Defendants' computer evidence demonstrates that plaintiff applied for a replacement Social Security card on August 8, 2003 and provided a Social Security number that ends with 1565. Defendants' computer evidence further shows that plaintiff affixed his signature to an application stating that his last Social Security number was the number ending with 1565. Had plaintiff provided his own number, which ends in 3586, the computer database would reflect a numerical search for that number. Had he provided no number, the computer database would reflect an alphabetical search for the name Stanley Crump. The evidence before the court shows that plaintiff received a replacement card bearing another individual's Social Security number because that was the number he provided as his last Social Security number when he applied for a replacement card on August 8, 2003. This evidence contradicts plaintiff's claim of negligence on the part of the Social Security representative who assisted plaintiff on August 8, 2003.*fn1
The undersigned finds that defendants' arguments in favor of summary judgment on plaintiff's negligence claim are supported by documentary evidence. Defendants met their initial responsibility as the parties moving for summary judgment, and the burden has shifted to plaintiff to establish that a genuine issue as to any material fact actually exists or to show that defendants are not entitled to judgment as a matter of law.
In opposition to defendants' motion, plaintiff relies on the allegations and denials of his complaint. Plaintiff does not dispute any of the facts contained in defendants' statement of undisputed facts, and he has not presented his own statement of disputed facts.
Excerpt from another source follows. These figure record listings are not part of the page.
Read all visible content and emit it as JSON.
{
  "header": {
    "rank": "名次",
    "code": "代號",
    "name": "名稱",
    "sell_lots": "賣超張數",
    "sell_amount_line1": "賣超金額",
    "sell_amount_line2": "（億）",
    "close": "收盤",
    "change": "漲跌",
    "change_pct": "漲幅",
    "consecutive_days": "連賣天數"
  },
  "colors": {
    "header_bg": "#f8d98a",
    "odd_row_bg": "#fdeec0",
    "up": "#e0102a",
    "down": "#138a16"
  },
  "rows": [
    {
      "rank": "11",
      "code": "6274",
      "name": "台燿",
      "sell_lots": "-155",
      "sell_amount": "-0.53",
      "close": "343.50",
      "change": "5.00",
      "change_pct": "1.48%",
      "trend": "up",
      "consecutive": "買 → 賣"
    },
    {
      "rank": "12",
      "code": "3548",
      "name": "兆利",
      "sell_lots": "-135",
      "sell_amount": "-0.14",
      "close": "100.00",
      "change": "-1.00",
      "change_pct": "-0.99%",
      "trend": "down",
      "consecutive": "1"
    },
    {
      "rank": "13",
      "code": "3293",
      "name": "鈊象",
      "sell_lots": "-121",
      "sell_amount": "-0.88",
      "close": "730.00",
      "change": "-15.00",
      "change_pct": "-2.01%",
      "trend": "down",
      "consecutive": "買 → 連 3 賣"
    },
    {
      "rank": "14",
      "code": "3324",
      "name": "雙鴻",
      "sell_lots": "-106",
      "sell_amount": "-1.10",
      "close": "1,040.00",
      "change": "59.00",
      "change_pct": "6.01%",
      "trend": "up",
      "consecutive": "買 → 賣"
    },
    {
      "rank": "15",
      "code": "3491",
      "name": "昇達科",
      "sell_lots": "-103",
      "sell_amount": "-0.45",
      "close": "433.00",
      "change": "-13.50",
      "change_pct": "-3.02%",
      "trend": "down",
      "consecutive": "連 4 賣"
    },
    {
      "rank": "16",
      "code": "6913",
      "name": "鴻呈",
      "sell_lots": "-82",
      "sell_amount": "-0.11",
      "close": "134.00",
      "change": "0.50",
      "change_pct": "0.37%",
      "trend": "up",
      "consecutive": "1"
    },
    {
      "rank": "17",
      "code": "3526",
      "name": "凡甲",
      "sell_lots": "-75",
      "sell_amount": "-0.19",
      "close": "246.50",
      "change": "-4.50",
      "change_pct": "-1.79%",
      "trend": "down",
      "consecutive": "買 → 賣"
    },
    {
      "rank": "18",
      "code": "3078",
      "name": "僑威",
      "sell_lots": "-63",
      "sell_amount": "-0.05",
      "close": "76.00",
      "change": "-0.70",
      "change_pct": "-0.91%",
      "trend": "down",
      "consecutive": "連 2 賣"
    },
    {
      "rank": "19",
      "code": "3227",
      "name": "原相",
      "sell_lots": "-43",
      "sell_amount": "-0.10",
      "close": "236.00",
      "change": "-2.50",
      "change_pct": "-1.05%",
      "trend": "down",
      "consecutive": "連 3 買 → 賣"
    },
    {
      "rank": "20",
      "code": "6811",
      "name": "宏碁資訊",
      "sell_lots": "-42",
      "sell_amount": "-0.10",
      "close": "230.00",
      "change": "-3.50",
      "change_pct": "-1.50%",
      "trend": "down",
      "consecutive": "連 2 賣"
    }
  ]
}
Nor has plaintiff contradicted defendants' evidence with any probative evidence of his own. Plaintiff has thus failed to establish that there is any disputed issue of material fact that precludes summary judgment, and he has failed to show that defendants are not entitled to judgment in their favor as a matter of law on the claim of negligence.
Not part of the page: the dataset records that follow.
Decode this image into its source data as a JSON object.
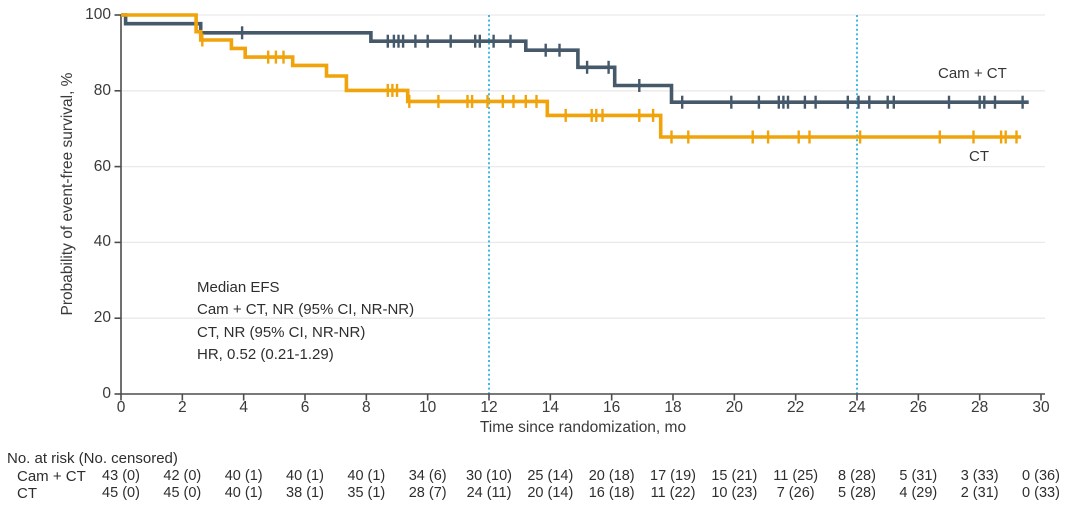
{
  "chart_data": {
    "type": "line",
    "subtype": "kaplan-meier-step",
    "title": "",
    "xlabel": "Time since randomization, mo",
    "ylabel": "Probability of event-free survival, %",
    "xlim": [
      0,
      30
    ],
    "ylim": [
      0,
      100
    ],
    "x_ticks": [
      0,
      2,
      4,
      6,
      8,
      10,
      12,
      14,
      16,
      18,
      20,
      22,
      24,
      26,
      28,
      30
    ],
    "y_ticks": [
      0,
      20,
      40,
      60,
      80,
      100
    ],
    "grid_y_values": [
      20,
      40,
      60,
      80,
      100
    ],
    "reference_lines_x": [
      12,
      24
    ],
    "legend_position": "inline-right",
    "annotations": [
      "Median EFS",
      "Cam + CT, NR (95% CI, NR-NR)",
      "CT, NR (95% CI, NR-NR)",
      "HR, 0.52 (0.21-1.29)"
    ],
    "colors": {
      "cam_ct": "#45596a",
      "ct": "#f0a30a",
      "reference_line": "#3fb9e5",
      "grid": "#e9e9e9",
      "axis": "#4d4d4d"
    },
    "series": [
      {
        "name": "Cam + CT",
        "color": "#45596a",
        "steps": [
          [
            0,
            100
          ],
          [
            0.15,
            97.7
          ],
          [
            2.6,
            95.3
          ],
          [
            8.15,
            93.1
          ],
          [
            13.2,
            90.7
          ],
          [
            14.9,
            86.2
          ],
          [
            16.1,
            81.4
          ],
          [
            17.95,
            77.0
          ]
        ],
        "end_time": 29.6,
        "censor_marks": [
          [
            3.95,
            95.3
          ],
          [
            8.7,
            93.1
          ],
          [
            8.9,
            93.1
          ],
          [
            9.05,
            93.1
          ],
          [
            9.2,
            93.1
          ],
          [
            9.6,
            93.1
          ],
          [
            10.0,
            93.1
          ],
          [
            10.75,
            93.1
          ],
          [
            11.55,
            93.1
          ],
          [
            11.7,
            93.1
          ],
          [
            12.15,
            93.1
          ],
          [
            12.7,
            93.1
          ],
          [
            13.85,
            90.7
          ],
          [
            14.3,
            90.7
          ],
          [
            15.2,
            86.2
          ],
          [
            15.9,
            86.2
          ],
          [
            16.9,
            81.4
          ],
          [
            18.3,
            77.0
          ],
          [
            19.9,
            77.0
          ],
          [
            20.8,
            77.0
          ],
          [
            21.45,
            77.0
          ],
          [
            21.6,
            77.0
          ],
          [
            21.75,
            77.0
          ],
          [
            22.3,
            77.0
          ],
          [
            22.65,
            77.0
          ],
          [
            23.7,
            77.0
          ],
          [
            24.05,
            77.0
          ],
          [
            24.4,
            77.0
          ],
          [
            25.0,
            77.0
          ],
          [
            25.2,
            77.0
          ],
          [
            27.0,
            77.0
          ],
          [
            28.0,
            77.0
          ],
          [
            28.15,
            77.0
          ],
          [
            28.5,
            77.0
          ],
          [
            29.4,
            77.0
          ]
        ]
      },
      {
        "name": "CT",
        "color": "#f0a30a",
        "steps": [
          [
            0,
            100
          ],
          [
            2.45,
            95.6
          ],
          [
            2.6,
            93.4
          ],
          [
            3.6,
            91.2
          ],
          [
            4.05,
            88.9
          ],
          [
            5.6,
            86.7
          ],
          [
            6.7,
            83.9
          ],
          [
            7.35,
            80.1
          ],
          [
            9.35,
            77.2
          ],
          [
            13.9,
            73.5
          ],
          [
            17.6,
            67.8
          ]
        ],
        "end_time": 29.35,
        "censor_marks": [
          [
            2.65,
            93.4
          ],
          [
            4.8,
            88.9
          ],
          [
            5.05,
            88.9
          ],
          [
            5.3,
            88.9
          ],
          [
            8.7,
            80.1
          ],
          [
            8.85,
            80.1
          ],
          [
            9.0,
            80.1
          ],
          [
            9.4,
            77.2
          ],
          [
            10.35,
            77.2
          ],
          [
            11.3,
            77.2
          ],
          [
            11.45,
            77.2
          ],
          [
            11.95,
            77.2
          ],
          [
            12.45,
            77.2
          ],
          [
            12.8,
            77.2
          ],
          [
            13.2,
            77.2
          ],
          [
            13.55,
            77.2
          ],
          [
            14.5,
            73.5
          ],
          [
            15.35,
            73.5
          ],
          [
            15.5,
            73.5
          ],
          [
            15.7,
            73.5
          ],
          [
            16.9,
            73.5
          ],
          [
            17.35,
            73.5
          ],
          [
            17.95,
            67.8
          ],
          [
            18.5,
            67.8
          ],
          [
            20.6,
            67.8
          ],
          [
            21.1,
            67.8
          ],
          [
            22.1,
            67.8
          ],
          [
            22.45,
            67.8
          ],
          [
            24.1,
            67.8
          ],
          [
            26.7,
            67.8
          ],
          [
            27.8,
            67.8
          ],
          [
            28.7,
            67.8
          ],
          [
            28.85,
            67.8
          ],
          [
            29.2,
            67.8
          ]
        ]
      }
    ]
  },
  "legend": {
    "cam_ct": "Cam + CT",
    "ct": "CT"
  },
  "risk_table": {
    "header": "No. at risk (No. censored)",
    "times": [
      0,
      2,
      4,
      6,
      8,
      10,
      12,
      14,
      16,
      18,
      20,
      22,
      24,
      26,
      28,
      30
    ],
    "rows": [
      {
        "label": "Cam + CT",
        "values": [
          "43 (0)",
          "42 (0)",
          "40 (1)",
          "40 (1)",
          "40 (1)",
          "34 (6)",
          "30 (10)",
          "25 (14)",
          "20 (18)",
          "17 (19)",
          "15 (21)",
          "11 (25)",
          "8 (28)",
          "5 (31)",
          "3 (33)",
          "0 (36)"
        ]
      },
      {
        "label": "CT",
        "values": [
          "45 (0)",
          "45 (0)",
          "40 (1)",
          "38 (1)",
          "35 (1)",
          "28 (7)",
          "24 (11)",
          "20 (14)",
          "16 (18)",
          "11 (22)",
          "10 (23)",
          "7 (26)",
          "5 (28)",
          "4 (29)",
          "2 (31)",
          "0 (33)"
        ]
      }
    ]
  }
}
Accordingly, IT IS RECOMMENDED that:
1. Defendants' November 16, 2007 motion to dismiss be granted with regard to all claims against defendant Social Security Administration and plaintiff's claims of libel and slander;
2. Defendants' November 16, 2007 motion for summary judgment be granted with regard to plaintiff's claim of negligence; and
3. The Clerk of the Court be directed to enter judgment for defendants on all claims and close this case.
These findings and recommendations are submitted to the United States District Judge assigned to the case, pursuant to the provisions of 28 U.S.C. § 636(b)(1). Within ten (10) days after being served with these findings and recommendations, any party may file and serve written objections with the court. A document containing objections shall be titled "Objections to Magistrate Judge's Findings and Recommendations." Any reply to objections shall be filed and served within ten (10) days after the objections are served. The parties are advised that failure to file objections within the specified time may, under certain circumstances, waive the right to appeal the District Court's order. See Martinez v. Ylst, 951 F.2d 1153 (9th Cir. 1991).